Boss Rush (two-point answer + DP)

Boss Rush

题意
给定 n 个技能,每个技能只能用一次.
Each skill has a cooldown $t_i$,If a skill is in time x 释放,那么直到 $x+t_i-1$ No other skills can be released during this time.
Each skill has a damage duration $le{n}_i$,If the skill is in time x 释放,Then it will be in th $x+j(0\le j<le{n}_i)$ 时刻产生 $d_{i,j}$ 伤害.
问,Set the life value to H 的 boss How long does it take to beat the minimum？
$1\le n\le 18,1\le H\le 10^{18},$
$1\le t_i,le{n}_i\le 100000,1\le d_{i,j}\le 10^9$

思路
n 很小,考虑状压DP,Find the maximum damage dealt.
But the time is not fixed,There is no way to minimize the time spent,So consider the dichotomous answer to fix the time,Then in this time frame the pressureDP,See if the maximum damage dealt is greater than that H.

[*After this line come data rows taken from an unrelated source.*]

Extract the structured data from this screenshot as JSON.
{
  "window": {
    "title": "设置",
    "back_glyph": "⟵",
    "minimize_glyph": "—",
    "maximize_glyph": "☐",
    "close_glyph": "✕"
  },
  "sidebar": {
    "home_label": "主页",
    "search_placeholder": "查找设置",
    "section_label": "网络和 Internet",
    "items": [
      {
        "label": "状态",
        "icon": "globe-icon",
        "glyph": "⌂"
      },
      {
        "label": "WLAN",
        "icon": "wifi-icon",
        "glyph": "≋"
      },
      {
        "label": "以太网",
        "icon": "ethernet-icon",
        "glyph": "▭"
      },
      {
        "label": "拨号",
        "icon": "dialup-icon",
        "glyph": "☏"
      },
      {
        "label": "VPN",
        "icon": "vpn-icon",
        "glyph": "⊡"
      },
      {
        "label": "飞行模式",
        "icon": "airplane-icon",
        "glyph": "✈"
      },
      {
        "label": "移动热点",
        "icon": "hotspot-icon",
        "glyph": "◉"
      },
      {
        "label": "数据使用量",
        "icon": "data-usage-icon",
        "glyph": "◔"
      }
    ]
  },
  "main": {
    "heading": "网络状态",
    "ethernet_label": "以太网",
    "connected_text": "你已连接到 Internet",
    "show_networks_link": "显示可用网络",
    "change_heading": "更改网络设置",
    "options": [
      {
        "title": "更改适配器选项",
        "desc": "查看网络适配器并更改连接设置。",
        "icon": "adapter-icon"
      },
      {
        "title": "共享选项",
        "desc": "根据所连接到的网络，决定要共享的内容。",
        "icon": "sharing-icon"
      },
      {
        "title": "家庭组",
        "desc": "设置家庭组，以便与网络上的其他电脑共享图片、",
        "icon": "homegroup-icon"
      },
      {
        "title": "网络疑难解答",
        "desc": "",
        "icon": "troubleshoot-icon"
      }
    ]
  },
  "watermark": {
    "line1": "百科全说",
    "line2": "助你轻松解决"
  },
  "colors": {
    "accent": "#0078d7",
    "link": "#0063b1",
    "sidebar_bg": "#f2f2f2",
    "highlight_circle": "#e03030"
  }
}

时间复杂度：$O(n\ast 2^n\ast logans)$

Enumerates all collections from small to large,对于当前集合,Iterate over all events that are not in this collection,Use the state of the collection 更新 Plus the state of the collection after the event：
To maximize damage,Each skill is released at the minimum release time.
The minimum time for the current skill to release is ,The sum of the cooldowns of all skills in the set.Damage starts at the time of release,to release time + len[i] - 1 结束,The end time should be equal to the time of two minutes T 取 min.
f[i | 1 << j] = max(f[i | 1<<j], f[i] + dmg[j][min(end-sum, len[j]-1)]);

The last time was very tight,to prune.
1.When enumerating all collections,If the current collection has not been updated,Then there is no need to update other collections,直接跳过.So initialization initializes all states to -1,0状态初始为0.If the collection state is -1 就跳过.Because the collection it is about to update has already been deleted 0 Status updated.
2.Exit immediately after the current damage is satisfied,There is no need to update all collections.
3.It is also possible to preprocess the sum of the cooling times for each set,This way you don't have to do it every time.

Code

#include<bits/stdc++.h>
using namespace std;

#define Ios ios::sync_with_stdio(false),cin.tie(0)
#define int long long

const int N = 200010, mod = 1e9+7;
int T, n, m;
int a[N];
int t[20], len[20];
int dmg[20][N];
int f[1<<18];

bool check(int mid)
{
    
	int end = mid;
	mem(f, -1);
	f[0] = 0;
	
	for(int i=0;i<1<<n;i++)
	{
    
		if(f[i] == -1) continue;
		
		int sum = 0;
		for(int j=0;j<n;j++) if(i >> j & 1) sum += t[j];  //This block can be preprocessed
		if(sum > end) continue;
		
		for(int j=0;j<n;j++)
		{
    
			if(i >> j & 1) continue;
			f[i | 1 << j] = max(f[i | 1<<j], f[i] + dmg[j][min(end-sum, len[j]-1)]);
			if(f[i | 1<<j] >= m) return 1;
		}
	}
	return 0;
}

signed main(){
    
	Ios;
	cin >> T;
	while(T--)
	{
    
		cin >> n >> m;
		
		int l = 0, r = 0;
		for(int i=0;i<n;i++) //When using the shape pressure, the array position should be as small as possible0开始 
		{
    
			cin >> t[i] >> len[i];
			for(int j=0;j<len[i];j++)
			{
    
				cin >> dmg[i][j];
				if(j) dmg[i][j] += dmg[i][j-1];
			}
			r += t[i] + len[i] - 1; //最大时间
		}
		
		while(l < r)
		{
    
			int mid = l + r >> 1;
			if(check(mid)) r = mid;
			else l = mid + 1;
		}
		if(check(l)) cout << l << endl;
		else cout << -1 << endl;
	}
	
	return 0;
}

A good combination question！